What’s New

The 2022 CDC Clinical Practice Guideline for Prescribing Opioids for Pain (2022 Clinical Practice Guideline) includes information that updates and replaces the 2016 CDC Guideline for Prescribing Opioids for Chronic Pain, such as:

  • Guiding principles for implementing recommendations.
  • New data to expand content on prescription opioids for acute pain.
  • New guidance on subacute pain.
  • Health equity and disparities in the treatment of pain.

Five Guiding Principles for Implementing Recommendations

These five guiding principles are intended to inform the implementation of the 2022 Clinical Practice Guideline recommendations:

  1. Acute, subacute, and chronic pain needs to be appropriately assessed and treated independent of whether opioids are part of a treatment regimen.
  2. Recommendations are voluntary and are intended to support, not supplant, individualized, person-centered care. Flexibility to meet the care needs and the clinical circumstances of a specific patient is paramount.
  3. A multimodal and multidisciplinary approach to pain management attending to the physical health, behavioral health, long-term services and supports, and expected health outcomes1 and well-being of each person is critical.
  4. Special attention should be given to avoid misapplying this clinical practice guideline beyond its intended use or implementing policies purportedly derived from it that might lead to unintended and potentially harmful consequences for patients.
  5. Clinicians, practices, health systems, and payers should vigilantly attend to health inequities; provide culturally and linguistically appropriate communication, including communication that is accessible to persons with disabilities; and ensure access to an appropriate, affordable, diversified, coordinated, and effective nonpharmacologic and pharmacologic pain management regimen for all persons.

 

1The terminology “expected health outcomes” refers to what is expected to happen based on an individual’s health/medical conditions.

Acute Pain

Acute pain (duration <1 min). Subacute Pain (duration 1-3 min). Chronic Pain (duration >3 min)
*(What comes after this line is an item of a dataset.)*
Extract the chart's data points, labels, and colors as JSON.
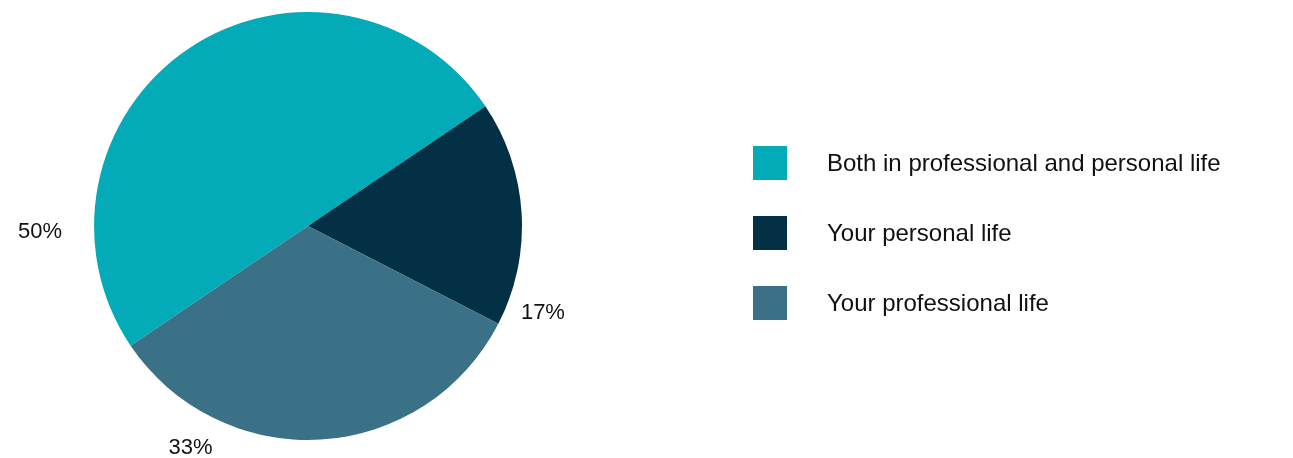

The 2022 Clinical Practice Guideline leverages new data to include recommendations on prescription opioids for acute pain (duration less than 1 month). Nonopioid therapies are at least as effective as opioids for many common types of acute pain, including but not limited to low back pain, neck pain, pain related to other musculoskeletal injuries (such as sprains, strains, tendonitis, bursitis), and pain related to minor surgeries. Clinicians should ensure that patients are aware of expected benefits of, common risks of, serious risks of, and alternatives to opioids before starting or continuing opioid therapy and should involve patients meaningfully in decisions about whether to start opioid therapy. Additional recommendations and implementation guidance can be found in Recommendation 1.

There is an important role for opioid therapy for acute pain related to severe traumatic injuries (including crush injuries and burns), invasive surgeries typically associated with moderate to severe postoperative pain, and other severe acute pain when non-steroidal anti-inflammatory drugs (NSAIDs) and other therapies are contraindicated or likely to be ineffective.

Subacute Pain

The 2022 Clinical Practice Guideline includes content on management of subacute pain. This refers to pain that lasts between 1-3 months, or pain that occurs in between what is typically considered acute and chronic. Critical opportunities to reassess a patient’s prescriptions during the subacute time frame are highlighted within the 2022 Clinical Practice Guideline to ensure that opioid prescribing for acute pain does not unintentionally become long-term opioid therapy.

For patients with subacute pain who started opioid therapy for acute pain and have been treated with opioid therapy for 30 days or longer, clinicians should ensure that potentially reversible causes of chronic pain are addressed.

Health Equity and Disparities in the Treatment of Pain

The 2022 Clinical Practice Guideline describes evidence about long-standing health disparities that exist in the treatment of pain, such as geographic disparities and disparities in treatment due to access and affordability. It also highlights the importance of attention to health inequities related to race and ethnicity, as a guiding principle for implementation.

Racial and Ethnic Disparities by the Numbers

Patients who identify as Black, Latino, and Asian have been found to receive fewer postpartum pain assessments relative to White patients1. Black2 and Latino3 patients are less likely to receive analgesia for acute pain than are White patients.

  1. Morden NE, Chyn D, Wood A, Meara Racial inequality in prescription opioid receipt – role of individual health systems. N Engl J Med. 2021;385(4):342-51.
  2. Ly DP. Racial and ethnic disparities in the evaluation and management of pain in the outpatient setting, 2006-2015. Pain Med. 2019;20(2):223-32.
  3. Joynt M, Train MK, Robbins BW, et The impact of neighborhood socioeconomic status and race on the prescribing of opioids in emergency departments throughout the United States. J Gen Intern Med. 2013;28(12):1604-10.